Data documentation

Dataset construction

supernnova.data.make_dataset.build_traintestval_splits(settings)[source]

Build dataset split in the following way

  • Downsample each class so that it has the same cardinality as the lowest cardinality class

  • Randomly assign lightcurves to a 80/10/10 train test val split (except Out-of-distribution data 1/1/98)

OOD:

Will use the complete sample for testing, does not require settings.

Parameters:

settings (ExperimentSettings) – controls experiment hyperparameters

supernnova.data.make_dataset.process_single_FITS(file_path, settings)[source]

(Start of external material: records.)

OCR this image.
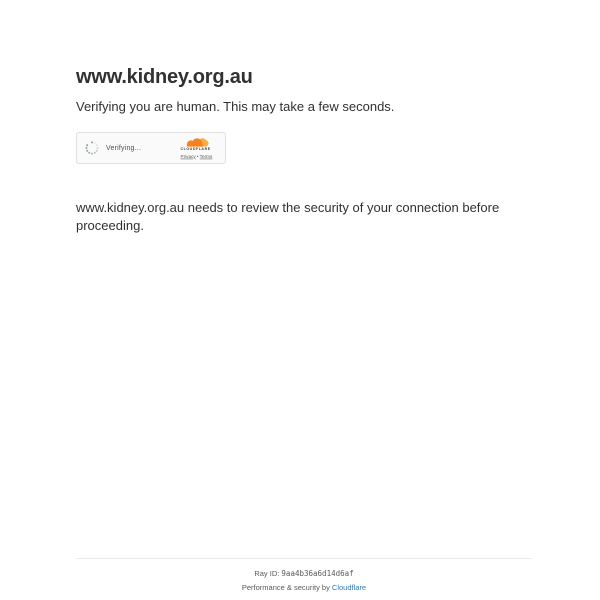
www.kidney.org.au
Verifying you are human. This may take a few seconds.
Verifying...	CLOUDFLARE
Privacy•Terms

www.kidney.org.au needs to review the security of your connection before proceeding.

Ray ID: 9aa4b36a6d14d6af
Performance & security by Cloudflare
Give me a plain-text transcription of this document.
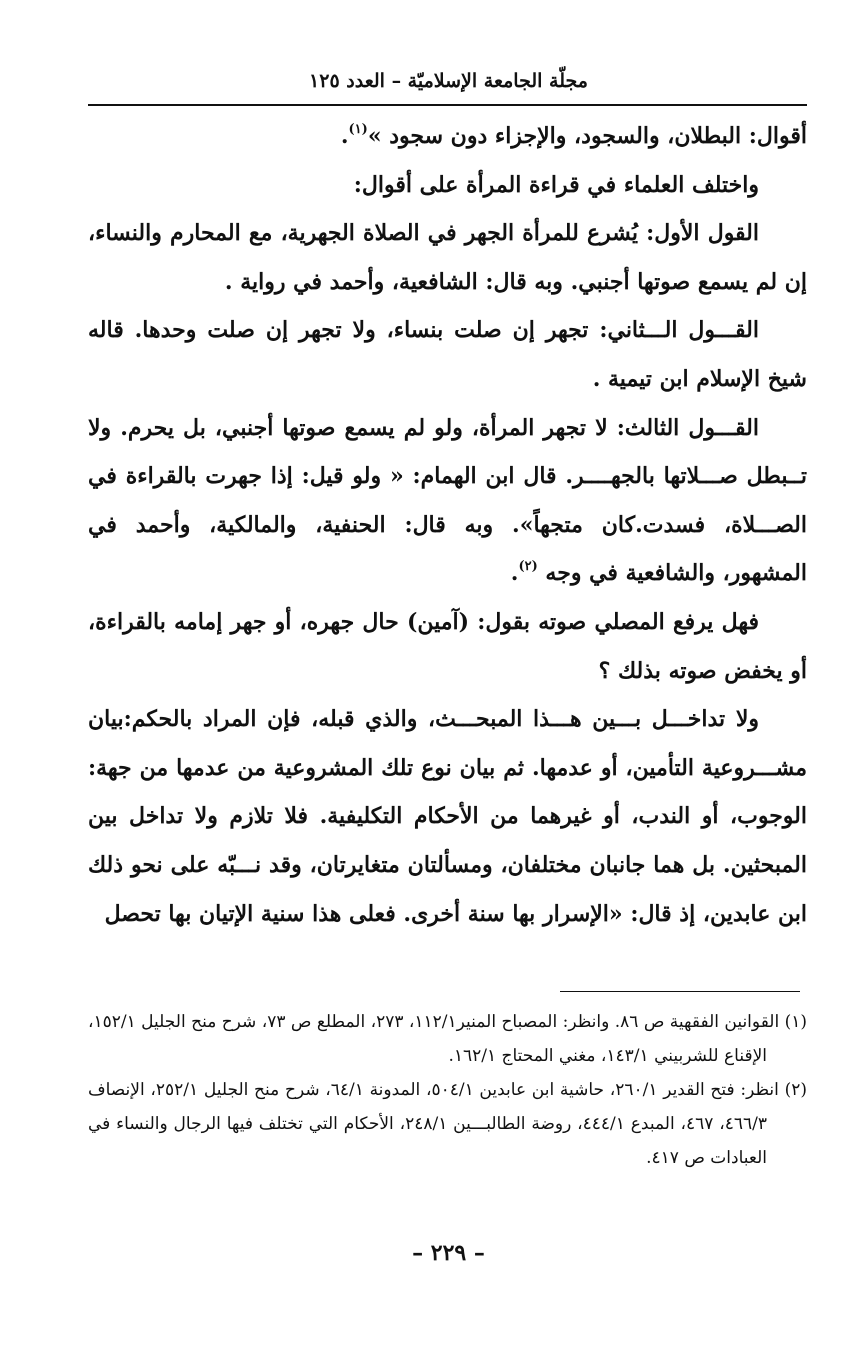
مجلّة الجامعة الإسلاميّة – العدد ١٢٥

أقوال: البطلان، والسجود، والإجزاء دون سجود »$^{(١)}$.

واختلف العلماء في قراءة المرأة على أقوال:

القول الأول: يُشرع للمرأة الجهر في الصلاة الجهرية، مع المحارم والنساء، إن لم يسمع صوتها أجنبي. وبه قال: الشافعية، وأحمد في رواية .

القـــول الـــثاني: تجهر إن صلت بنساء، ولا تجهر إن صلت وحدها. قاله شيخ الإسلام ابن تيمية .

القـــول الثالث: لا تجهر المرأة، ولو لم يسمع صوتها أجنبي، بل يحرم. ولا تــبطل صـــلاتها بالجهــــر. قال ابن الهمام: « ولو قيل: إذا جهرت بالقراءة في الصـــلاة، فسدت.كان متجهاً». وبه قال: الحنفية، والمالكية، وأحمد في المشهور، والشافعية في وجه $^{(٢)}$.

فهل يرفع المصلي صوته بقول: (آمين) حال جهره، أو جهر إمامه بالقراءة، أو يخفض صوته بذلك ؟

ولا تداخـــل بـــين هـــذا المبحـــث، والذي قبله، فإن المراد بالحكم:بيان مشـــروعية التأمين، أو عدمها. ثم بيان نوع تلك المشروعية من عدمها من جهة: الوجوب، أو الندب، أو غيرهما من الأحكام التكليفية. فلا تلازم ولا تداخل بين المبحثين. بل هما جانبان مختلفان، ومسألتان متغايرتان، وقد نـــبّه على نحو ذلك ابن عابدين، إذ قال: «الإسرار بها سنة أخرى. فعلى هذا سنية الإتيان بها تحصل

(١) القوانين الفقهية ص ٨٦. وانظر: المصباح المنير١١٢/١، ٢٧٣، المطلع ص ٧٣، شرح منح الجليل ١٥٢/١، الإقناع للشربيني ١٤٣/١، مغني المحتاج ١٦٢/١.

(٢) انظر: فتح القدير ٢٦٠/١، حاشية ابن عابدين ٥٠٤/١، المدونة ٦٤/١، شرح منح الجليل ٢٥٢/١، الإنصاف ٤٦٦/٣، ٤٦٧، المبدع ٤٤٤/١، روضة الطالبـــين ٢٤٨/١، الأحكام التي تختلف فيها الرجال والنساء في العبادات ص ٤١٧.

– ٢٢٩ –
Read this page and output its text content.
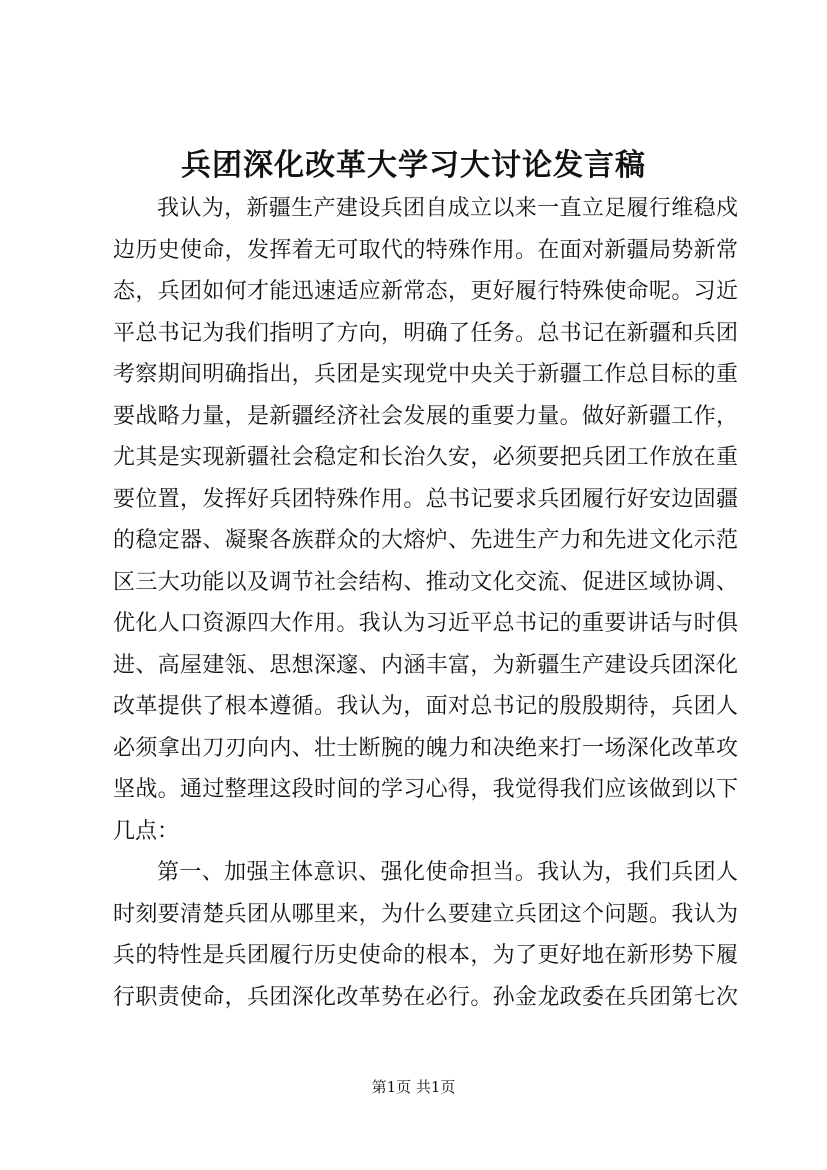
兵团深化改革大学习大讨论发言稿
我认为，新疆生产建设兵团自成立以来一直立足履行维稳戍
边历史使命，发挥着无可取代的特殊作用。在面对新疆局势新常
态，兵团如何才能迅速适应新常态，更好履行特殊使命呢。习近
平总书记为我们指明了方向，明确了任务。总书记在新疆和兵团
考察期间明确指出，兵团是实现党中央关于新疆工作总目标的重
要战略力量，是新疆经济社会发展的重要力量。做好新疆工作，
尤其是实现新疆社会稳定和长治久安，必须要把兵团工作放在重
要位置，发挥好兵团特殊作用。总书记要求兵团履行好安边固疆
的稳定器、凝聚各族群众的大熔炉、先进生产力和先进文化示范
区三大功能以及调节社会结构、推动文化交流、促进区域协调、
优化人口资源四大作用。我认为习近平总书记的重要讲话与时俱
进、高屋建瓴、思想深邃、内涵丰富，为新疆生产建设兵团深化
改革提供了根本遵循。我认为，面对总书记的殷殷期待，兵团人
必须拿出刀刃向内、壮士断腕的魄力和决绝来打一场深化改革攻
坚战。通过整理这段时间的学习心得，我觉得我们应该做到以下
几点：
第一、加强主体意识、强化使命担当。我认为，我们兵团人
时刻要清楚兵团从哪里来，为什么要建立兵团这个问题。我认为
兵的特性是兵团履行历史使命的根本，为了更好地在新形势下履
行职责使命，兵团深化改革势在必行。孙金龙政委在兵团第七次
第1页 共1页
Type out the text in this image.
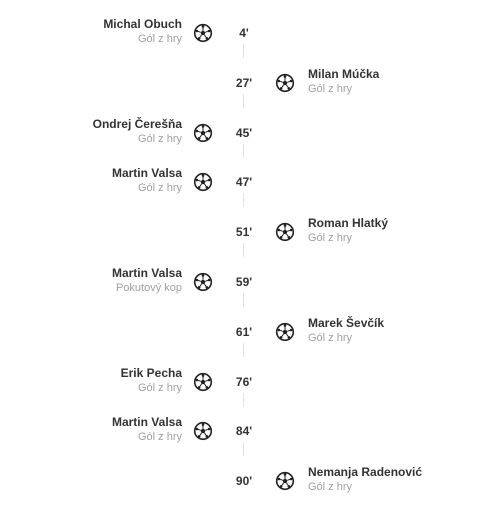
4'
Michal Obuch
Gól z hry
27'
Milan Múčka
Gól z hry
45'
Ondrej Čerešňa
Gól z hry
47'
Martin Valsa
Gól z hry
51'
Roman Hlatký
Gól z hry
59'
Martin Valsa
Pokutový kop
61'
Marek Ševčík
Gól z hry
76'
Erik Pecha
Gól z hry
84'
Martin Valsa
Gól z hry
90'
Nemanja Radenović
Gól z hry
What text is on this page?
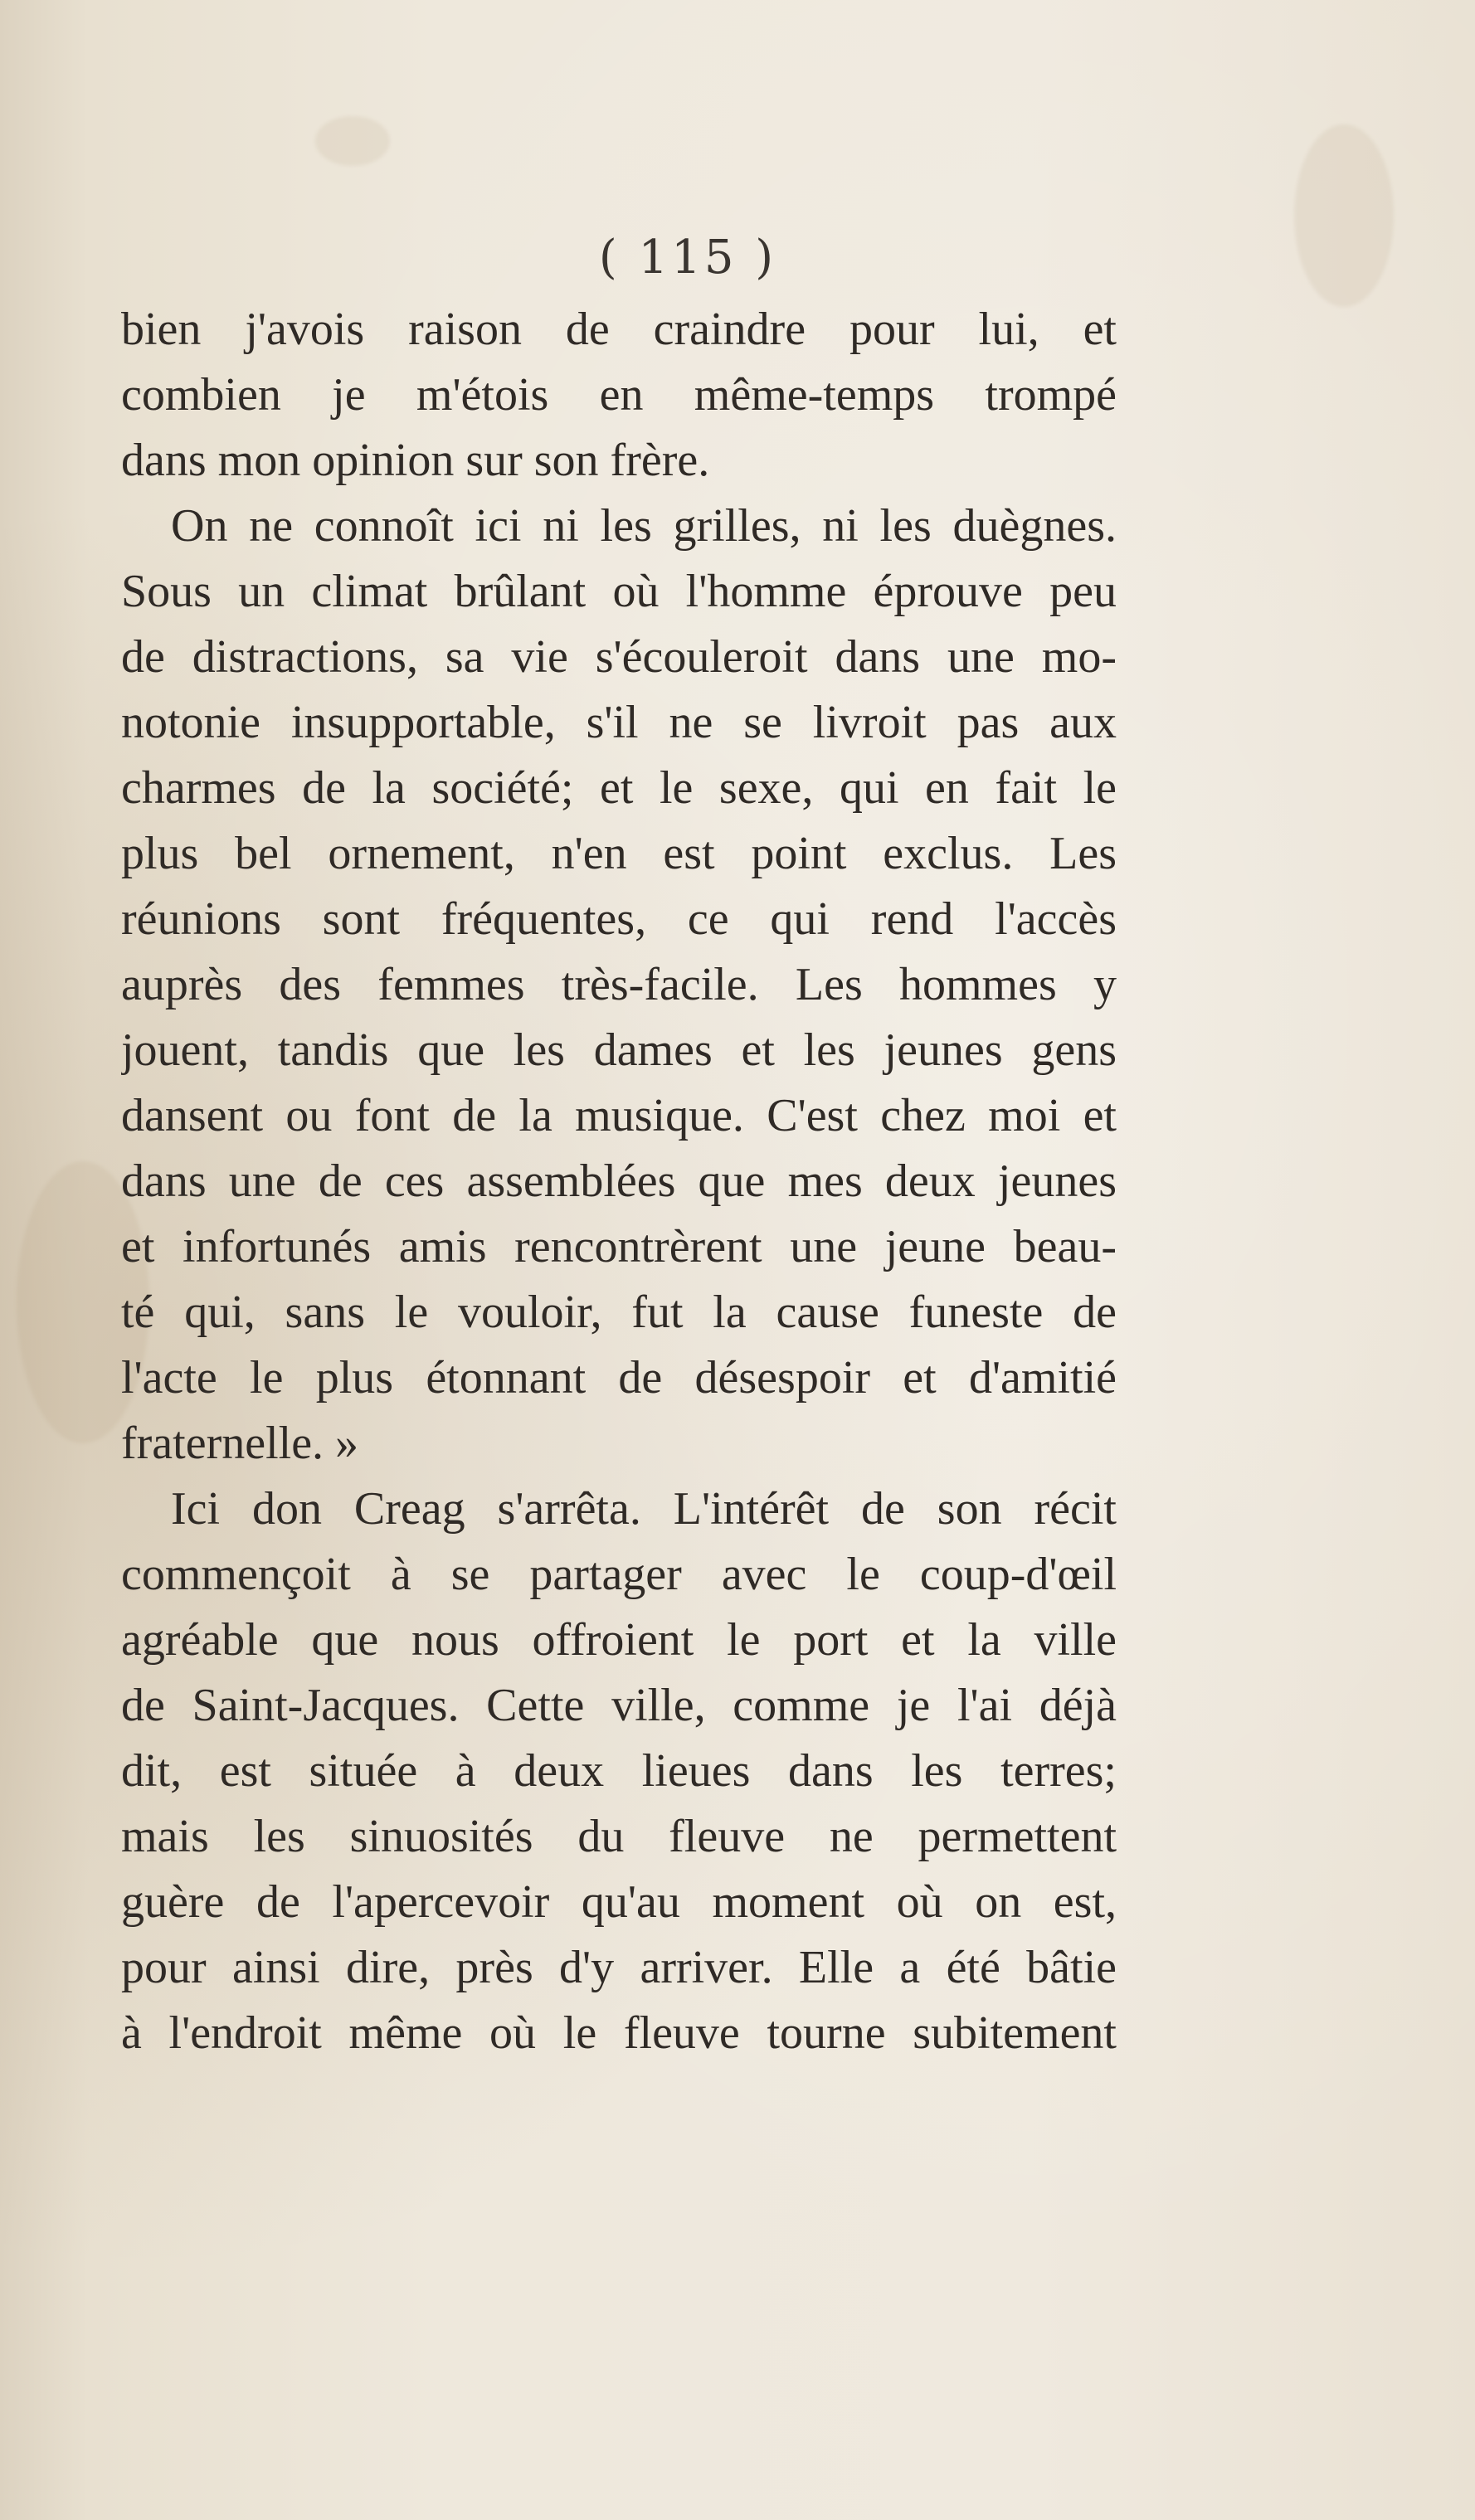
( 115 )
bien j'avois raison de craindre pour lui, et
combien je m'étois en même-temps trompé
dans mon opinion sur son frère.
On ne connoît ici ni les grilles, ni les duègnes.
Sous un climat brûlant où l'homme éprouve peu
de distractions, sa vie s'écouleroit dans une mo-
notonie insupportable, s'il ne se livroit pas aux
charmes de la société; et le sexe, qui en fait le
plus bel ornement, n'en est point exclus. Les
réunions sont fréquentes, ce qui rend l'accès
auprès des femmes très-facile. Les hommes y
jouent, tandis que les dames et les jeunes gens
dansent ou font de la musique. C'est chez moi et
dans une de ces assemblées que mes deux jeunes
et infortunés amis rencontrèrent une jeune beau-
té qui, sans le vouloir, fut la cause funeste de
l'acte le plus étonnant de désespoir et d'amitié
fraternelle. »
Ici don Creag s'arrêta. L'intérêt de son récit
commençoit à se partager avec le coup-d'œil
agréable que nous offroient le port et la ville
de Saint-Jacques. Cette ville, comme je l'ai déjà
dit, est située à deux lieues dans les terres;
mais les sinuosités du fleuve ne permettent
guère de l'apercevoir qu'au moment où on est,
pour ainsi dire, près d'y arriver. Elle a été bâtie
à l'endroit même où le fleuve tourne subitement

Carry out preprocessing on FITS file and save results to pickle. Pickle is preferred to csv as it is faster to read and write.

  • Join column from header files

  • Select columns that will be useful laer on

  • Compute SNID to tag each light curve

  • Compute delta times between measures

  • Filter preprocessing

  • Removal of delimiter rows

Parameters:
  • file_path (str) – path to .FITS file

  • settings (ExperimentSettings) – controls experiment hyperparameters

supernnova.data.make_dataset.process_single_csv(file_path, settings)[source]

Carry out preprocessing on csv file and save results to pickle. Pickle is preferred to csv as it is faster to read and write.

  • Compute delta times between measures

  • Filter preprocessing

Parameters:
  • file_path (str) – path to .csv file

  • settings (ExperimentSettings) – controls experiment hyperparameters

supernnova.data.make_dataset.preprocess_data(settings)[source]

Preprocess the FITS data

  • Use multiprocessing/threading to speed up data processing

  • Preprocess every FIT file in the raw data dir

  • Also save a DataFrame of Host Spe for publication plots

Parameters:

settings (ExperimentSettings) – controls experiment hyperparameters

supernnova.data.make_dataset.pivot_dataframe_single_from_df(df, settings)[source]

Carry out pivot: we will group time-wise close observations on the same row and each row in the dataframe will show a value for each of the flux and flux error column

  • All observations withing 8 hours of each other are assigned the same MJD

  • Results are cached with pickle

Parameters:
  • filename (str) – path to a .pickle file containing pre-processed data

  • settings (ExperimentSettings) – controls experiment hyperparameters

supernnova.data.make_dataset.pivot_dataframe_batch(list_files, settings)[source]
  • Use multiprocessing/threading to speed up data processing

  • Pivot every file in list_files and cache the result with pickle

Parameters:
  • list_files (list) – list of .pickle files containing pre-processed data

  • settings (ExperimentSettings) – controls experiment hyperparameters

supernnova.data.make_dataset.make_dataset(settings)[source]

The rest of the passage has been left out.